The Affordable Care Act has enabled millions of uninsured to get coverage but it does need to be viewed as a first step.  The process needs simplification; insurers need to become more efficient (their 20% or so profit is unacceptable); and yes costs need to be controlled.  It should be noted that this year we had the lowest increase in health spending in 30 years.

But despite the progress, our conservative friends can still revel in the facts that the U.S. still has the most expensive, least efficient health care in the world.  We are number one in costs, uninsured and bankruptcy from medical costs.   They seem to like it that way.

It’s NOT a Health Care System

The Times reports on bribes given to health care providers to prescribe their patent protected product.  In this case it’s a addicting medication.

Dr. Judson Somerville, a pain specialist in Laredo, Tex., received $67,000 in speaking fees, travel and meals in 2013 to promote a powerful and addictive painkiller called Subsys, according to a new federal database of payments that drug companies make to physicians.

But while Insys Therapeutics, the Arizona company that makes the product, was paying Dr. Somerville to promote it, he was under investigation by the Texas Medical Board. Last December, the board ordered him to stop prescribing painkillers after it found that he had authorized employees to hand out pre-signed prescriptions to patients and after it learned that three of his patients had died in 2012 of drug overdoses, most likely from drugs that he had prescribed.

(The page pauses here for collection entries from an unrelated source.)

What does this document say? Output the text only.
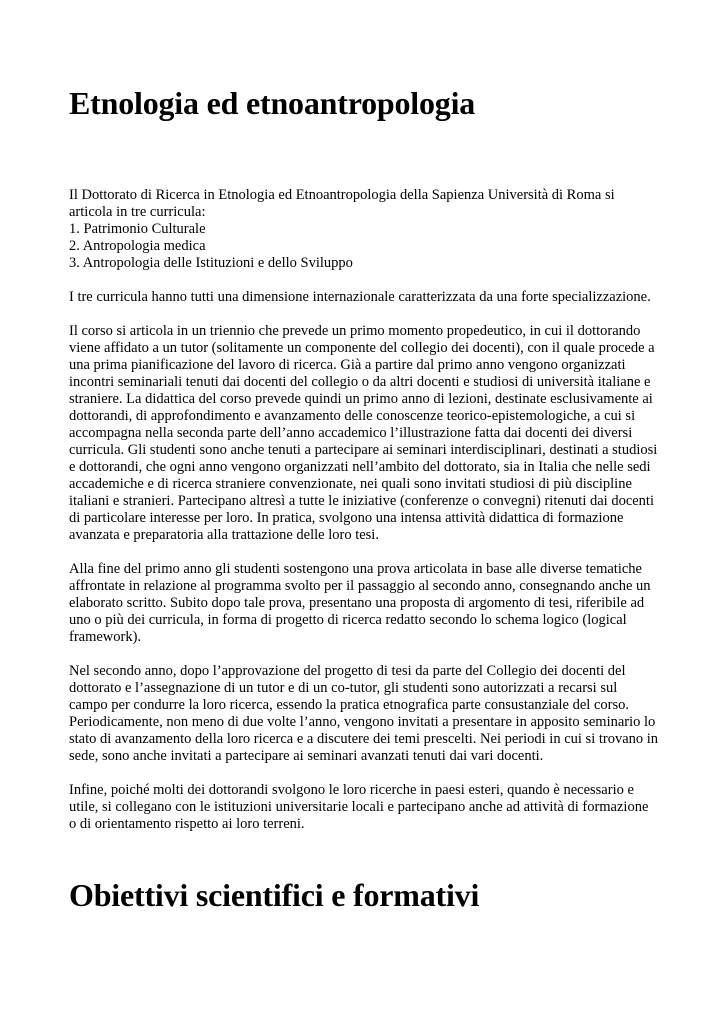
Etnologia ed etnoantropologia

Il Dottorato di Ricerca in Etnologia ed Etnoantropologia della Sapienza Università di Roma si
articola in tre curricula:
1. Patrimonio Culturale
2. Antropologia medica
3. Antropologia delle Istituzioni e dello Sviluppo

I tre curricula hanno tutti una dimensione internazionale caratterizzata da una forte specializzazione.

Il corso si articola in un triennio che prevede un primo momento propedeutico, in cui il dottorando viene affidato a un tutor (solitamente un componente del collegio dei docenti), con il quale procede a una prima pianificazione del lavoro di ricerca. Già a partire dal primo anno vengono organizzati incontri seminariali tenuti dai docenti del collegio o da altri docenti e studiosi di università italiane e straniere. La didattica del corso prevede quindi un primo anno di lezioni, destinate esclusivamente ai dottorandi, di approfondimento e avanzamento delle conoscenze teorico-epistemologiche, a cui si accompagna nella seconda parte dell’anno accademico l’illustrazione fatta dai docenti dei diversi curricula. Gli studenti sono anche tenuti a partecipare ai seminari interdisciplinari, destinati a studiosi e dottorandi, che ogni anno vengono organizzati nell’ambito del dottorato, sia in Italia che nelle sedi accademiche e di ricerca straniere convenzionate, nei quali sono invitati studiosi di più discipline italiani e stranieri. Partecipano altresì a tutte le iniziative (conferenze o convegni) ritenuti dai docenti di particolare interesse per loro. In pratica, svolgono una intensa attività didattica di formazione avanzata e preparatoria alla trattazione delle loro tesi.

Alla fine del primo anno gli studenti sostengono una prova articolata in base alle diverse tematiche affrontate in relazione al programma svolto per il passaggio al secondo anno, consegnando anche un elaborato scritto. Subito dopo tale prova, presentano una proposta di argomento di tesi, riferibile ad uno o più dei curricula, in forma di progetto di ricerca redatto secondo lo schema logico (logical framework).

Nel secondo anno, dopo l’approvazione del progetto di tesi da parte del Collegio dei docenti del dottorato e l’assegnazione di un tutor e di un co-tutor, gli studenti sono autorizzati a recarsi sul campo per condurre la loro ricerca, essendo la pratica etnografica parte consustanziale del corso. Periodicamente, non meno di due volte l’anno, vengono invitati a presentare in apposito seminario lo stato di avanzamento della loro ricerca e a discutere dei temi prescelti. Nei periodi in cui si trovano in sede, sono anche invitati a partecipare ai seminari avanzati tenuti dai vari docenti.

Infine, poiché molti dei dottorandi svolgono le loro ricerche in paesi esteri, quando è necessario e utile, si collegano con le istituzioni universitarie locali e partecipano anche ad attività di formazione o di orientamento rispetto ai loro terreni.

Obiettivi scientifici e formativi
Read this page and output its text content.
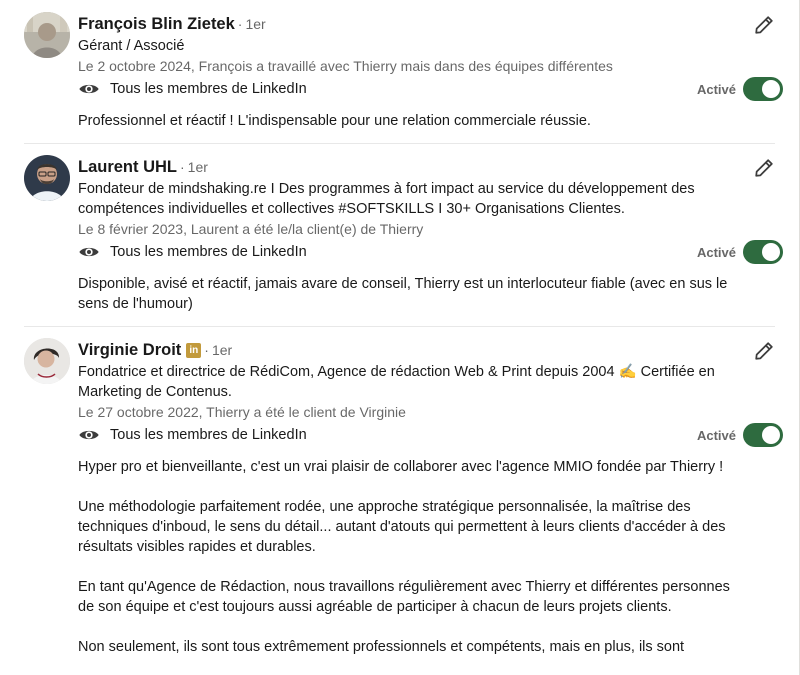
François Blin Zietek · 1er
Gérant / Associé
Le 2 octobre 2024, François a travaillé avec Thierry mais dans des équipes différentes
Tous les membres de LinkedIn	Activé

Professionnel et réactif ! L'indispensable pour une relation commerciale réussie.

Laurent UHL · 1er
Fondateur de mindshaking.re I Des programmes à fort impact au service du développement des compétences individuelles et collectives #SOFTSKILLS I 30+ Organisations Clientes.
Le 8 février 2023, Laurent a été le/la client(e) de Thierry
Tous les membres de LinkedIn	Activé

Disponible, avisé et réactif, jamais avare de conseil, Thierry est un interlocuteur fiable (avec en sus le sens de l'humour)

Virginie Droit in · 1er
Fondatrice et directrice de RédiCom, Agence de rédaction Web & Print depuis 2004 ✍️ Certifiée en Marketing de Contenus.
Le 27 octobre 2022, Thierry a été le client de Virginie
Tous les membres de LinkedIn	Activé

Hyper pro et bienveillante, c'est un vrai plaisir de collaborer avec l'agence MMIO fondée par Thierry !

Une méthodologie parfaitement rodée, une approche stratégique personnalisée, la maîtrise des techniques d'inboud, le sens du détail... autant d'atouts qui permettent à leurs clients d'accéder à des résultats visibles rapides et durables.

En tant qu'Agence de Rédaction, nous travaillons régulièrement avec Thierry et différentes personnes de son équipe et c'est toujours aussi agréable de participer à chacun de leurs projets clients.

Non seulement, ils sont tous extrêmement professionnels et compétents, mais en plus, ils sont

Read the article and weep!

Medicynical Note:  Health care in the U.S. is not systematically provided and the way it is delivered is not a “system” to provide it.   Rather what patients received is carefully designed “system” to maximize revenue for providers, hospitals, insurers, technology developers and pharmaceutical manufacturers.  The well-being of their stock holders and investors are much more important to them than the well-being of patients.